Davis compare sa méthode à la libération du génie de la lampe. Votre enfant apprendra à libérer son génie de la lampe. Mais je dois vous avertir qu’une fois que cela se produira, vous serez surpris, parfois peut-être ennuyé de la richesse d’associations, d’imagination, de la précision des observations. Peut-être même aurez-vous à vous cassez les méninges en essayant de trouver la  bonne réponse, rechercher dans des livres ou sur internet. La pensée de votre enfant est comme la conduite d’une Ferrari et vous, vous n’avez peut-être qu’un solide 4×4 … Préparez-vous pour un tour rapide sur l’autoroute. Parfois, vous ne suivrez pas le rythme, votre petite Ferrari s’est énervée car vous pensez trop lentement, vous ne pouvez pas et il veut tout et rapidement, pour lui attendre est une perte de temps.

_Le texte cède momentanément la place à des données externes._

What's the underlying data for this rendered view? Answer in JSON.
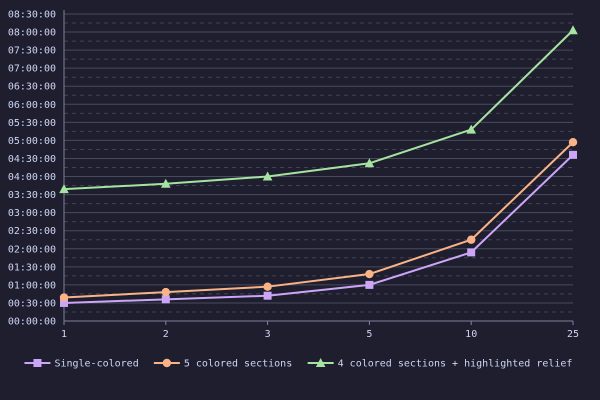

Parfois, vous entendrez seulement le bruit des moteurs. Il est parti. Tant pis, cette fois cela a échoué. La clé du succès est dans la sérénité,  la maîtrise et la méthode. Et chacun peut le faire.

Vous pouvez encore vous demander pourquoi un tel programme commence par un stage d’une semaine entière c’est-à-dire 5 jours consécutifs, 6 heures par jour? C’est précisément parce que votre enfant est rapide et peut être impatient, avec son moteur 3D et une boite de vitesse automatique : il se désoriente, roule à 180km/h. Il doit apprendre comment ralentir pour commencer à remarquer ce qui se passe le long du chemin. Nous pouvons lui montrer que  cela vaut la peine de ralentir, surtout quand il veut apprendre et aller loin et vite. Remplacer un automatisme par l’autre, cela doit prendre un peu de temps, mais c’est possible à faire, vous non plus vous n’avez pas appris à jouer de la guitare en un jour.
Vous apprécierez alors à quel point l’apprentissage deviendra facile pour lui, et aussi agréable ! Et parce qu’il saura comment faire, il ne sera plus effrayé par « sa bizarrerie » et aura bien plus confiance en lui-même.

Quels sont les résultats attendus d’un programme Davis®?

  • Une prise de contrôle de la désorientation ;

  • Une durée d’attention augmentée ;

  • Une atténuation des symptômes indésirables ;

  • Un renforcement des compétences de lecture et/ou de calcul ;

  • Une amélioration des capacités dans les apprentissages en général ;

  • Une augmentation de la motivation;

  • Une gestion plus efficace des émotions et du stress;

  • Une meilleure utilisation de son potentiel;

  • Une amélioration de l’estime de soi et une perception claire de ses capacités personnelles.